Last month, two social media accounts for the U.S. Central Command were hacked. Hostile messages and videos were uploaded onto their Twitter and YouTube accounts by individuals operating under the name CyberCaliphate claiming allegiance to the Islamic State. Additionally, the hackers posted various U.S. military documents, in an attempt to claim they had access to important documents, though upon review the documents were ones which Central Command claims contained no classified information.
The Washington Post wrote that though this case of “cybervandalism” was not terribly detrimental, “the incident is nevertheless embarrassing to the U.S. military” and a “public relations victory for the Islamic State”. They mention that this social media take-over should be viewed more as propaganda than a danger to national security. While hacking a Twitter account is not the most onerous task for an experienced individual, this case is part of a larger cyberwar currently looming.
Cyberwarfare and Cyber war games
Dan Lamothe recognizes that this display of cybervandalism has a higher likelihood of being from Islamic State sympathizers rather than a direct hack from ISIS. Regardless, it is known that ISIS continues to recruit and train a team of hackers with their sights set on far loftier targets than social media. Western countries are showing signs that they are ready to counter and prepare for attack.
The U.S. and U.K. have agreed to conduct cyber war games with the goal of pointing out holes in the other country’s digital armour. This is the first cooperative measure of its kind between the two countries. Dave Lee for the BBC notes that “the first war game will involve the Bank of England and commercial banks, targeting the City of London and Wall Street.” Lee’s article focuses on the difficulties of reporting on cyber war since the “battle” is largely under the radar or classified. Unlike traditional war, a cyber attack could target a company, organization and governmental institution from anywhere and from anyone.
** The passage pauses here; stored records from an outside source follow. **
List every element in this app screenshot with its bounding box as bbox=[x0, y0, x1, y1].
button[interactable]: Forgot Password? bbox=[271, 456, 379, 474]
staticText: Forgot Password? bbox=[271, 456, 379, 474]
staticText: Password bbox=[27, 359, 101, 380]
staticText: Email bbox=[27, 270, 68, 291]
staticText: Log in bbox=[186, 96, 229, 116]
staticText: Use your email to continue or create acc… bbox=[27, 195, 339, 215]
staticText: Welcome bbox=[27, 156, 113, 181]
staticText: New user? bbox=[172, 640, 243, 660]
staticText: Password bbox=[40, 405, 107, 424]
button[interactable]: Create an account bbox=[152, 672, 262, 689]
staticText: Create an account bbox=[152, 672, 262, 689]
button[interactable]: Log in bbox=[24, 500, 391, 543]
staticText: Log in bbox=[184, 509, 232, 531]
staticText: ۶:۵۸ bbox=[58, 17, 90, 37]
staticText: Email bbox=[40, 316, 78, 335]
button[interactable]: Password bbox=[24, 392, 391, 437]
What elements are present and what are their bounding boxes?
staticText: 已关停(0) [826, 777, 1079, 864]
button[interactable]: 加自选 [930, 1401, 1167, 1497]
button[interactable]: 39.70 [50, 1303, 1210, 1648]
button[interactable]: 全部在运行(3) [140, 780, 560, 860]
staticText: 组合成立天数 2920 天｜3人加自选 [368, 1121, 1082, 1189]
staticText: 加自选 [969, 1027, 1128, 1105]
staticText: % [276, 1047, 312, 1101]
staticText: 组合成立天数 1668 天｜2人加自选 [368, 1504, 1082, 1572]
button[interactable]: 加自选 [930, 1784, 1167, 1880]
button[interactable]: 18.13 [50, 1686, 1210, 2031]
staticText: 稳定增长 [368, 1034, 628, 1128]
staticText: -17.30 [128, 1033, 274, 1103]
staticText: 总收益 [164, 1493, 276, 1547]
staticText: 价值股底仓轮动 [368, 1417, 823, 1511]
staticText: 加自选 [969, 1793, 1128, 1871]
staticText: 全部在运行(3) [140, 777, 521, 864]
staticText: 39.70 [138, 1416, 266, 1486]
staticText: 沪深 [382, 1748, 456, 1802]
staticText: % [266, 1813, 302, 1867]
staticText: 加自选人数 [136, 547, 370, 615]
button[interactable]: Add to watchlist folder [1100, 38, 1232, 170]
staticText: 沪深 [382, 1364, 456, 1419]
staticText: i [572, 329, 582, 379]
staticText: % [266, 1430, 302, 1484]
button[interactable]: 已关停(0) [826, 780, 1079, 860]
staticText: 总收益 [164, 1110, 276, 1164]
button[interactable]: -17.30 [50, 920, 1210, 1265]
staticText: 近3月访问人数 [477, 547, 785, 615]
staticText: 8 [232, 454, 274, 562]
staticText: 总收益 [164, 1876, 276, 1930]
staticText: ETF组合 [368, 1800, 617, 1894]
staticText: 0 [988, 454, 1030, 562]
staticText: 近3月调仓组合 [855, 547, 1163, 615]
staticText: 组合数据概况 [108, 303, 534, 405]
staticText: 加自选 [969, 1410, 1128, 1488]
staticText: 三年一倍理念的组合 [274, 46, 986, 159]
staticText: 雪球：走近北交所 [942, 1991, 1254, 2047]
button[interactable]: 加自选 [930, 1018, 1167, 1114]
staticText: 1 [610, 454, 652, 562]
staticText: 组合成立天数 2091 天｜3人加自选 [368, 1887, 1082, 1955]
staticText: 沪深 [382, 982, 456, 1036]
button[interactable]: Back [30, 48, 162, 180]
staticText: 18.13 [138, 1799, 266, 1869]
Many large companies or organizations hire outside computer security experts to intentionally hack their systems to point out flaws, weaknesses or exposures. This is known as a “penetration test”, where the techniques of hackers are used to uncover weaknesses before they can be exploited for malicious intent.
Mark Ward for the BBC differentiates cyber war games from penetration tests by looking beyond which technology or data is being targeted to which people are potential liabilities.
“War games are a step up from these tests [penetration tests] because staff inside a firm are taking a more active role. They know they are going to come under attack and have to show how they would respond to whatever is thrown at them. Penetration tests target computers and war games test the people.”
IT Security is a People Issue
Along with the social media breach mentioned earlier, other recent hacks include a recent cyber-attack to Malaysia Airlines, the networks of Sony’s PlayStation and Microsoft’s Xbox and JP Morgan Chase. Specifically, in the case of JP Morgan, the hack was not achieved with sophisticated software, but with an employee’s stolen login credentials.
The recent events prove that during a cyber war, private companies are not removed from the government. They must be aware that they too are at risk of being targeted by hackers on the agenda of a militant group.
InfoWorld is rethinking organization security measures for the new world. In their recent article they take a similar approach to IT security as those practiced in cyberwar games with more of a focus on people than technology.
“There is no technology silver bullet for security, and automating people out of the security equation has the perverse result of making people lazy or uncaring about security. After all, IT will take care of it, and take the blame when there’s a leak or breach.
That’s why a security strategy for today must change the primary defense emphasis from devices to people. The key successful attacks today involve people, whether those using social engineering methods such as phishing to physically putting interception hardware on automated sales terminals.”
IT professionals need to be security experts that not only protect the data and technologically, but they must also educate and empower other employees on their active role in security. “In other words, stop treating your people as a problem to contain and instead begin making them part of the solution.” In this changing environment, it is essential that companies maintain the trust of their clients and employees by taking proactive measures to prepare for the increased threat of cyber attacks.